Logement: Ottawa muet sur un éventuel retrait du Québec avec compensation

Québec souhaite continuer à gérer ses propres programmes en habitation en recevant l'argent prévu par le fédéral.

23/11/2017 11:46 EST | Actualisé 23/11/2017 13:47 EST
Olivier Robichaud

Le ministre fédéral responsable du logement, Jean-Yves Duclos, est resté évasif jeudi sur la question d'un possible retrait du Québec de la Stratégie nationale sur le logement, annoncée la vieille par son gouvernement. Québec souhaite continuer à gérer ses propres programmes en habitation en recevant l'argent prévu par le fédéral.

Mercredi, son homologue du Québec, Lise Thériault, a souligné que l'habitation est une compétence des provinces. À ce titre, elle aimerait que le Québec puisse se retirer de la Stratégie nationale avec pleine compensation financière.

M. Duclos, ministre responsable de la Famille, des Enfants, du Développement social et de la Société canadienne d'hypothèques et de logement, affirme que cela ferait partie des discussions à avoir avec les provinces. Il a toutefois souligné à plusieurs reprises l'importance du réengagement du fédéral dans ce domaine. Il estime aussi que le programme canadien offre une certaine flexibilité.

«J'étais à Vancouver hier. Exactement la même demande a été faite et elle a été accueillie et comprise. Que ce soit en Colombie-Britannique, en Ontario ou au Nouveau-Brunswick, les besoins, les conditions sont différentes et les programmes et la façon pour le gouvernement canadien vont aussi être différents», dit-il.

M. Duclos a été questionné pas moins de six fois, jeudi, sur le sujet d'un retrait avec compensation financière, sans donner de réponse claire. Il préfère parler d'un «partenariat très respectueux» avec les provinces.

«Il va y avoir beaucoup de ressources qui seront transférées au gouvernement du Québec parce que c'est de cette façon que les investissements seront les plus fructueux. Il va y avoir le fonds de coinvestissement de 16 milliards $ sur 10 ans qui va être là aussi pour appuyer le gouvernement du Québec», dit-il.

La mairesse de Montréal, Valérie Plante, et le maire de Québec, Régis Labeaume, ont toutefois souligné leur préférence pour le retrait avec pleine compensation financière.

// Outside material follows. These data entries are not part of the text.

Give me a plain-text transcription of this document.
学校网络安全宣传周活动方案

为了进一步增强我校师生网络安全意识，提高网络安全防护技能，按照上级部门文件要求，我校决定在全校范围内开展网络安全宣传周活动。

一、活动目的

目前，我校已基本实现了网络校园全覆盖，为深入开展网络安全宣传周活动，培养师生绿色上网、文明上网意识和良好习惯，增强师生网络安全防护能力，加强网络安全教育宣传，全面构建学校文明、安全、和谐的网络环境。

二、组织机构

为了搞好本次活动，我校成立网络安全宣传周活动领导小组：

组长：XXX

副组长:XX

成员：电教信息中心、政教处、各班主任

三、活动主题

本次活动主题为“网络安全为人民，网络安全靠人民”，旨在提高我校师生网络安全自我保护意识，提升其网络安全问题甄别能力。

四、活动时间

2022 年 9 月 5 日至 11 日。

«Historiquement, la position de la Ville de Québec et de l'Union des municipalités du Québec, c'est que c'est une juridiction provinciale et nous devons être solidaires du gouvernement du Québec», affirme M. Labeaume.

Les deux maires soulignent toutefois l'importance de négociations rapides en ce sens.

«Il y a une opportunité qui vient du fédéral, affirme Mme Plante. Nous sommes confiants que Québec va saisir cette opportunité pour que le monde municipal puisse implanter ça le plus rapidement possible. Les besoins sont criants, autant à Montréal qu'à travers la province.»

La Stratégie nationale sur le logement prévoit des investissements de 40 G$ sur 10 ans pour réduire l'itinérance et améliorer l'offre et la qualité des logements sociaux. Environ 300 000 ménages à travers le pays bénéficieraient de ces sommes.

M. Duclos estime qu'environ le quart des ressources seraient prévues pour le Québec. Il n'avait toutefois pas de chiffres à donner pour Montréal.

En campagne électorale, Mme Plante a promis l'ajout de 12 000 logements sociaux et abordables au cours des quatre prochaines années. À cela s'ajoutent 1200 logements pour itinérants.